The rink at Mariucci Arena isn’t the only place Gophers hockey players have to show their toughness. For the six players in the team’s junior class, that grit is carried over to their home life.
Though they may not be threatened with hard hits into the boards like on the ice, the six men have to watch their backs for pranks or jokes when they’re at home.
“You’ve got to have thick skin in our house,” said forward Seth Ambroz, one of the six juniors.
Ambroz and fellow forwards Kyle Rau, Sam Warning, Travis Boyd and Christian Isackson, as well as defenseman Ben Marshall, all share a house near campus.
“We joke about it, but it’s so true — to live in our house, you have got to be able to take a joke, and you’ve got to be able to give it back because we don’t go very easy on each other,” Boyd said.
In fact, the six men can’t go more than an hour or two before someone in their house becomes the victim of a practical joke.
Five of them lived together last year and are used to the treatment, but Rau is still getting acclimated. Rau moved in this year after his roommates finished school.
“Rau is definitely the quietest,” Boyd said, “and just kind of goes off by himself the most.”
Isackson said he also tries to keep a low profile, but for an entirely different reason. He, along with Ambroz, has been accused of being the messiest by the other roommates.
“I try to fly under the radar a little bit and try to just do my part,” Isackson said, “but I don’t think that’s enough for them sometimes.”
Isackson does have one leg up on Ambroz, though. Warning said Ambroz is the least likely to do the dishes but is getting better — mostly thanks to some learning experiences.
“We actually had to teach him how to do the dishwasher and the laundry,” Warning said.
Still, Warning has earned the status as the destructive one of the bunch.
“If something breaks in the house, you’re going to look to 11 first,” Boyd said.
A few weeks ago, Boyd said, the roommates were riled up with energy after practice, and Warning lived up to his reputation.
“He ended up going through our TV,” Boyd said. “We had a big 52-inch flat screen, and he ended up just falling right through that. So we had to get a new TV a few weeks ago.”
And Warning’s teammates made him pay for the expensive landing spot — literally.
“We left that one up to Warns,” Boyd said. “We said, ‘Warns, you broke it. You got to figure out a way to get us a new one.’”
Though conflicts are inevitable in the house, Marshall said much of the tension is diffused on the ice. An extra check or a slightly-harder-than-necessary hit in practice is enough to resolve any problems.
For the roommates, cleanliness is one of the major points of contention.

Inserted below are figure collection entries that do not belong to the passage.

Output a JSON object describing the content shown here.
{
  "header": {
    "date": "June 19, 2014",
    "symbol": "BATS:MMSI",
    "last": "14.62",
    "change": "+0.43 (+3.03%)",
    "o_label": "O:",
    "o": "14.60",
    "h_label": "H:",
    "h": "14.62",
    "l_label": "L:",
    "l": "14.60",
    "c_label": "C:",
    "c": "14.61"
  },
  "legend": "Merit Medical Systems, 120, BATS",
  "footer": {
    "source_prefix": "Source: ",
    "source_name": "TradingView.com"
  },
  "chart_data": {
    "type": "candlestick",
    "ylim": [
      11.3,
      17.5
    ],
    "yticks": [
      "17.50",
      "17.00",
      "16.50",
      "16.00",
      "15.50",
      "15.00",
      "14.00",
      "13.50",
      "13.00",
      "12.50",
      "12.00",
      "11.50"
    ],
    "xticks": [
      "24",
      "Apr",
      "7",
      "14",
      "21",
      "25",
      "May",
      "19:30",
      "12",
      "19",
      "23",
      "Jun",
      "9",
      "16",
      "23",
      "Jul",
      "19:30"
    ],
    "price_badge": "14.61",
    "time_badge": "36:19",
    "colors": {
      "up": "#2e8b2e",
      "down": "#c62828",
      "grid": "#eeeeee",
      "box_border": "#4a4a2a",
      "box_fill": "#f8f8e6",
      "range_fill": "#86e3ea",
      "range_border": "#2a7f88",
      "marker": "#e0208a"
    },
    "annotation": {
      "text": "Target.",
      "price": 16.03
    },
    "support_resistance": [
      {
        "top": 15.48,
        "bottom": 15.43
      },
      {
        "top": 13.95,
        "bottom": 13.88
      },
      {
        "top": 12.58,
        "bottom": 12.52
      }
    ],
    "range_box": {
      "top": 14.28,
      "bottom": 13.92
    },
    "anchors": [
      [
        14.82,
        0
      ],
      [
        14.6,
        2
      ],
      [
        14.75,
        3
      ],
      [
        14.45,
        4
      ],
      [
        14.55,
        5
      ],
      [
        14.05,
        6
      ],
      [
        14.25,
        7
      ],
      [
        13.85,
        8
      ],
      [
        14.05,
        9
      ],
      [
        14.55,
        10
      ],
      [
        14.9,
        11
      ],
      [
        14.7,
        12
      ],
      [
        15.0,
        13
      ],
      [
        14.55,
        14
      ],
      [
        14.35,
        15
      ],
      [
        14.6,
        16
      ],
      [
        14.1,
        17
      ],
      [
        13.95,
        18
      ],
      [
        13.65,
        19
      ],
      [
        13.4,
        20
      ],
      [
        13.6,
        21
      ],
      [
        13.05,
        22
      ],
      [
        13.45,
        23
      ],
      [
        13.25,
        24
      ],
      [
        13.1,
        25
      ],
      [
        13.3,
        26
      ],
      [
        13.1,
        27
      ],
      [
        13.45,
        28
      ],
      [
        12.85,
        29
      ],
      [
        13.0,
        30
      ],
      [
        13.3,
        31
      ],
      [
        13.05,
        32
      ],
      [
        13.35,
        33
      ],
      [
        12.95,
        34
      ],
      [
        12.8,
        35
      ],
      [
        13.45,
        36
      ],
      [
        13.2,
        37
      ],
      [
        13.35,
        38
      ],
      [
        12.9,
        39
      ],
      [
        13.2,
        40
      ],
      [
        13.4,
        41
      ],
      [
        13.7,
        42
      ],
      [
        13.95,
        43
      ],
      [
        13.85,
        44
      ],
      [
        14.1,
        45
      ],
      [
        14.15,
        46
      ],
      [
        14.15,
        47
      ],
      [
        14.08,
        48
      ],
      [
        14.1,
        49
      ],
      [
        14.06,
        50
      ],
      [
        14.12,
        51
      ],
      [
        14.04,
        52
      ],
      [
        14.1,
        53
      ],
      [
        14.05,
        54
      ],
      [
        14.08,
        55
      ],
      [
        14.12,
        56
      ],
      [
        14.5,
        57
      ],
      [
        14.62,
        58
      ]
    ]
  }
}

“Marshall’s a neat freak, apparently,” Ambroz said. “Every once in a while, he kind of has to clean the whole house and then tries to make us feel guilty for it, but that’s his decision.”
Warning said Marshall definitely believes he’s the cleanest.

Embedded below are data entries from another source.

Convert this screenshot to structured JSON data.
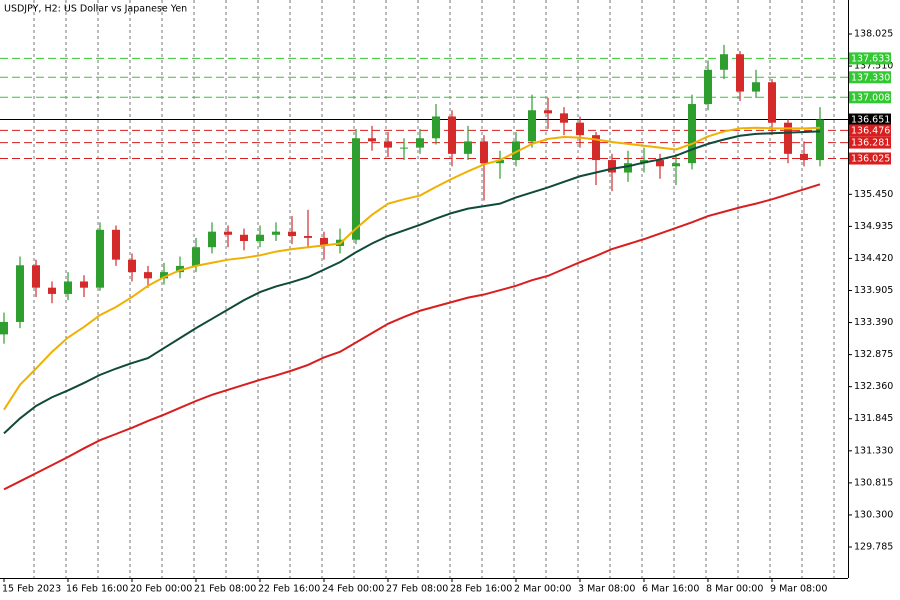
{
  "chart_data": {
    "type": "candlestick",
    "title": "USDJPY, H2:  US Dollar vs Japanese Yen",
    "categories": [
      "15 Feb 2023",
      null,
      null,
      null,
      "16 Feb 16:00",
      null,
      null,
      null,
      "20 Feb 00:00",
      null,
      null,
      null,
      "21 Feb 08:00",
      null,
      null,
      null,
      "22 Feb 16:00",
      null,
      null,
      null,
      "24 Feb 00:00",
      null,
      null,
      null,
      "27 Feb 08:00",
      null,
      null,
      null,
      "28 Feb 16:00",
      null,
      null,
      null,
      "2 Mar 00:00",
      null,
      null,
      null,
      "3 Mar 08:00",
      null,
      null,
      null,
      "6 Mar 16:00",
      null,
      null,
      null,
      "8 Mar 00:00",
      null,
      null,
      null,
      "9 Mar 08:00",
      null,
      null,
      null
    ],
    "open": [
      133.2,
      133.4,
      134.31,
      133.95,
      133.85,
      134.05,
      133.95,
      134.88,
      134.4,
      134.2,
      134.1,
      134.2,
      134.3,
      134.6,
      134.85,
      134.8,
      134.7,
      134.8,
      134.85,
      134.78,
      134.75,
      134.62,
      134.72,
      136.35,
      136.3,
      136.2,
      136.2,
      136.35,
      136.7,
      136.1,
      136.3,
      135.95,
      136.0,
      136.3,
      136.8,
      136.75,
      136.6,
      136.4,
      136.0,
      135.8,
      135.95,
      136.0,
      135.9,
      135.95,
      136.9,
      137.45,
      137.7,
      137.1,
      137.25,
      136.6,
      136.1,
      136.0
    ],
    "high": [
      133.55,
      134.45,
      134.4,
      134.05,
      134.2,
      134.15,
      135.0,
      134.95,
      134.5,
      134.3,
      134.35,
      134.45,
      134.75,
      135.0,
      134.95,
      134.9,
      134.95,
      135.0,
      135.1,
      135.2,
      134.85,
      134.9,
      136.5,
      136.55,
      136.45,
      136.35,
      136.5,
      136.9,
      136.8,
      136.55,
      136.4,
      136.15,
      136.45,
      137.05,
      137.0,
      136.85,
      136.7,
      136.45,
      136.1,
      136.15,
      136.2,
      136.1,
      136.1,
      137.05,
      137.6,
      137.85,
      137.75,
      137.45,
      137.3,
      136.65,
      136.3,
      136.85
    ],
    "low": [
      133.05,
      133.3,
      133.8,
      133.7,
      133.75,
      133.8,
      133.9,
      134.3,
      134.05,
      133.95,
      134.0,
      134.1,
      134.2,
      134.5,
      134.6,
      134.55,
      134.6,
      134.7,
      134.65,
      134.6,
      134.4,
      134.5,
      134.65,
      136.15,
      136.05,
      136.0,
      136.1,
      136.25,
      135.9,
      136.0,
      135.35,
      135.7,
      135.9,
      136.2,
      136.5,
      136.4,
      136.2,
      135.6,
      135.5,
      135.65,
      135.8,
      135.7,
      135.6,
      135.85,
      136.8,
      137.3,
      136.95,
      137.0,
      136.4,
      135.95,
      135.9,
      135.9
    ],
    "close": [
      133.4,
      134.31,
      133.95,
      133.85,
      134.05,
      133.95,
      134.88,
      134.4,
      134.2,
      134.1,
      134.2,
      134.3,
      134.6,
      134.85,
      134.8,
      134.7,
      134.8,
      134.85,
      134.78,
      134.75,
      134.62,
      134.72,
      136.35,
      136.3,
      136.2,
      136.2,
      136.35,
      136.7,
      136.1,
      136.3,
      135.95,
      136.0,
      136.3,
      136.8,
      136.75,
      136.6,
      136.4,
      136.0,
      135.8,
      135.95,
      136.0,
      135.9,
      135.95,
      136.9,
      137.45,
      137.7,
      137.1,
      137.25,
      136.6,
      136.1,
      136.0,
      136.65
    ],
    "up_color": "#2e9e2e",
    "down_color": "#d42a2a",
    "series": [
      {
        "color": "#f0b000",
        "values": [
          131.99,
          132.39,
          132.65,
          132.92,
          133.15,
          133.32,
          133.51,
          133.64,
          133.8,
          133.98,
          134.12,
          134.23,
          134.3,
          134.35,
          134.4,
          134.43,
          134.47,
          134.53,
          134.57,
          134.6,
          134.63,
          134.66,
          134.9,
          135.12,
          135.3,
          135.37,
          135.43,
          135.57,
          135.7,
          135.82,
          135.93,
          136.0,
          136.13,
          136.26,
          136.34,
          136.37,
          136.36,
          136.33,
          136.29,
          136.26,
          136.23,
          136.2,
          136.17,
          136.26,
          136.38,
          136.46,
          136.51,
          136.52,
          136.51,
          136.51,
          136.51,
          136.52
        ]
      },
      {
        "color": "#0f4a3a",
        "values": [
          131.61,
          131.85,
          132.05,
          132.19,
          132.3,
          132.42,
          132.55,
          132.65,
          132.74,
          132.82,
          132.98,
          133.14,
          133.3,
          133.45,
          133.6,
          133.75,
          133.88,
          133.97,
          134.04,
          134.12,
          134.24,
          134.36,
          134.52,
          134.66,
          134.78,
          134.87,
          134.96,
          135.06,
          135.15,
          135.22,
          135.26,
          135.3,
          135.4,
          135.48,
          135.56,
          135.65,
          135.74,
          135.8,
          135.86,
          135.9,
          135.96,
          136.01,
          136.07,
          136.17,
          136.26,
          136.33,
          136.39,
          136.42,
          136.43,
          136.44,
          136.45,
          136.46
        ]
      },
      {
        "color": "#d81e1e",
        "values": [
          130.71,
          130.84,
          130.97,
          131.1,
          131.23,
          131.37,
          131.5,
          131.6,
          131.7,
          131.81,
          131.91,
          132.02,
          132.13,
          132.23,
          132.31,
          132.39,
          132.47,
          132.54,
          132.62,
          132.71,
          132.83,
          132.92,
          133.07,
          133.22,
          133.37,
          133.48,
          133.58,
          133.65,
          133.72,
          133.79,
          133.84,
          133.91,
          133.98,
          134.07,
          134.14,
          134.25,
          134.36,
          134.46,
          134.57,
          134.65,
          134.73,
          134.82,
          134.91,
          135.0,
          135.1,
          135.17,
          135.24,
          135.3,
          135.37,
          135.45,
          135.53,
          135.61
        ]
      }
    ],
    "levels": [
      {
        "value": 137.633,
        "color": "#32c832",
        "style": "dashed"
      },
      {
        "value": 137.33,
        "label": "137.330",
        "color": "#32c832",
        "style": "dashed"
      },
      {
        "value": 137.008,
        "color": "#32c832",
        "style": "dashed"
      },
      {
        "value": 136.651,
        "color": "#000000",
        "style": "solid"
      },
      {
        "value": 136.476,
        "color": "#d81e1e",
        "style": "dashed"
      },
      {
        "value": 136.281,
        "color": "#d81e1e",
        "style": "dashed"
      },
      {
        "value": 136.025,
        "label": "136.025",
        "color": "#d81e1e",
        "style": "dashed"
      }
    ],
    "ylim": [
      129.287,
      138.571
    ],
    "yticks": [
      138.025,
      {
        "value": 137.51,
        "label": "137.510"
      },
      {
        "value": 135.45,
        "label": "135.450"
      },
      134.935,
      {
        "value": 134.42,
        "label": "134.420"
      },
      133.905,
      {
        "value": 133.39,
        "label": "133.390"
      },
      132.875,
      {
        "value": 132.36,
        "label": "132.360"
      },
      131.845,
      {
        "value": 131.33,
        "label": "131.330"
      },
      130.815,
      {
        "value": 130.3,
        "label": "130.300"
      },
      129.785
    ],
    "grid": true
  }
}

“He likes to think he does the most chores in the house,” Warning said. “So I’ll have to give him credit there. He does a lot.”

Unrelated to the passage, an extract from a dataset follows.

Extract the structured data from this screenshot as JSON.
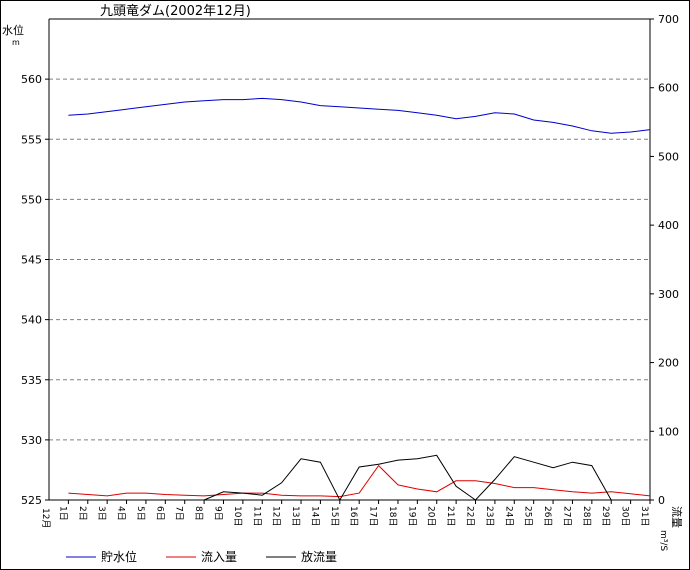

Marshall said he isn’t ashamed to admit he’s the most responsible when it comes to the house. He said it’s just part of being the “alpha male” of the group.
“Marsh has this really weird idea in his head that he is like the alpha male of our house. … I have no idea where he got that from,” Boyd said. “So he likes to think he can boss people around for not taking the trash out or something. I think it’s part of my job to set him straight a little bit — to bring him down to earth.”
Boyd said he is definitely the “real alpha male” of the house.
Then again, Ambroz contested he was the actual leader.
Rau isn’t convinced either way.
“The guys who are saying that clearly don’t know,” Rau said. “They just think they are.”
While debates still rage over who is the alpha male, the messiest and the cleanest, all the juniors can agree on at least one part of playing house with teammates.
“It’s a lot of fun living with the other guys,” Warning said, “and I wouldn’t want to have it any other way.”